# Attention "TACKLE-HO's" . . .



## ez2cdave (Oct 13, 2008)

Get ready to drool . . . A little "pricey", but you "boat guys" seem to have pretty deep pockets - LOL !

http://www.ebay.com/itm/Ultimate-Offshore-Fishing-Package-24-Rod-and-Reel-Set-3-Aftco-Gaffs-and-Rack-/190997232280?pt=LH_DefaultDomain_0&hash=item2c78527a98


----------



## solid7 (Dec 31, 2010)

You have your terminology confused. That package is not for a "Tackle-Ho". That's pretty much a standard set-up for a serious off-shore fisherman.

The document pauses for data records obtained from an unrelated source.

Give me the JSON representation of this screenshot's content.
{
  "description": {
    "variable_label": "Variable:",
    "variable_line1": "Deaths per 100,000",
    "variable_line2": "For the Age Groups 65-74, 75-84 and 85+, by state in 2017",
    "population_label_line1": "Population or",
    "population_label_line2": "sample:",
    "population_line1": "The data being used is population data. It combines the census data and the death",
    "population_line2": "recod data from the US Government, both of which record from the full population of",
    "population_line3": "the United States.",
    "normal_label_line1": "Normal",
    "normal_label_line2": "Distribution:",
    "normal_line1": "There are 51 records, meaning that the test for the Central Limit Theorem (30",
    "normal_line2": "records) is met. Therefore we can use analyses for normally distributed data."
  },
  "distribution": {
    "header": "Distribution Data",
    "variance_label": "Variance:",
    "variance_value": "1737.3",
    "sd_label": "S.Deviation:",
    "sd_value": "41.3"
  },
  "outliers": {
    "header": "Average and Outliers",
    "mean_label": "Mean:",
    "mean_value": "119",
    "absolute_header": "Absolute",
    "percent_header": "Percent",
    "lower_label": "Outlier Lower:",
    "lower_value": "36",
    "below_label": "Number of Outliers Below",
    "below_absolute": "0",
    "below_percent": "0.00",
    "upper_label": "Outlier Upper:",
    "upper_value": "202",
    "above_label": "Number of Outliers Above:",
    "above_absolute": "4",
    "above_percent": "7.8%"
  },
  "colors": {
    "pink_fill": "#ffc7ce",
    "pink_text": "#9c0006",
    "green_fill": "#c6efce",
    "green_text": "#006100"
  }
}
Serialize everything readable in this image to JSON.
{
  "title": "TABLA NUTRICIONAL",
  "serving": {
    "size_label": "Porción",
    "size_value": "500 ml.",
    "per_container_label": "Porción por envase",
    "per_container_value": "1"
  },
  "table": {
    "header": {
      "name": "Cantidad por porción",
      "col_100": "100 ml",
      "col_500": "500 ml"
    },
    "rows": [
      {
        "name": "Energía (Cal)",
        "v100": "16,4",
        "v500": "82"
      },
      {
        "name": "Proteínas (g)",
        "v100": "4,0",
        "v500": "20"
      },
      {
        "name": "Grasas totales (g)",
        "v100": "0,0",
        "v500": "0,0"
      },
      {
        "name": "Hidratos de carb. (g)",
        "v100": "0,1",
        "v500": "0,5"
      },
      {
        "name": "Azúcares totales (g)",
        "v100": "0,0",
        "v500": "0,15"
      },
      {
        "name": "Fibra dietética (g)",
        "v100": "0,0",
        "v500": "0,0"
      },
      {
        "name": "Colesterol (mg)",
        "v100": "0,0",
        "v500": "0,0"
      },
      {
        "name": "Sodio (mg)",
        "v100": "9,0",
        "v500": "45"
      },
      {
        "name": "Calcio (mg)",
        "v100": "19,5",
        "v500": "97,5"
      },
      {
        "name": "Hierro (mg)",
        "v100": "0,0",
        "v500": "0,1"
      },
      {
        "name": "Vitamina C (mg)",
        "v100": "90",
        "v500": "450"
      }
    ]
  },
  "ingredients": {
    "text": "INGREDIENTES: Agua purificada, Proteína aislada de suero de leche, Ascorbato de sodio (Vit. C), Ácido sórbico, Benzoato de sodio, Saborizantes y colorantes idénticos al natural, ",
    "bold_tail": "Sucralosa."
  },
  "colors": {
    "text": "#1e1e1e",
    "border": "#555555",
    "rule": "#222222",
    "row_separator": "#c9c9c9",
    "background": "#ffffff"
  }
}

The Tackle-Ho gets their kicks from having a large variety of name brand stuff. You have just found a ready made cache of gear for a commercial fisherman or a boat captain.


----------



## OldBay (May 15, 2003)

Half the fun of being a tackle junkie is building your collection a few pieces at a time. Buying a whole spread would take some of the fun out of it for me. You can get Penn 50VSWs on ebay for $450 shipped all day. The Davis rods on all his reels are also available on ebay for under $100 each. Most of the money is in the electric reels (about $3,500 each) and the stellas are almost a grand and the 130s are high dollar, but thats all pretty specialized gear.


----------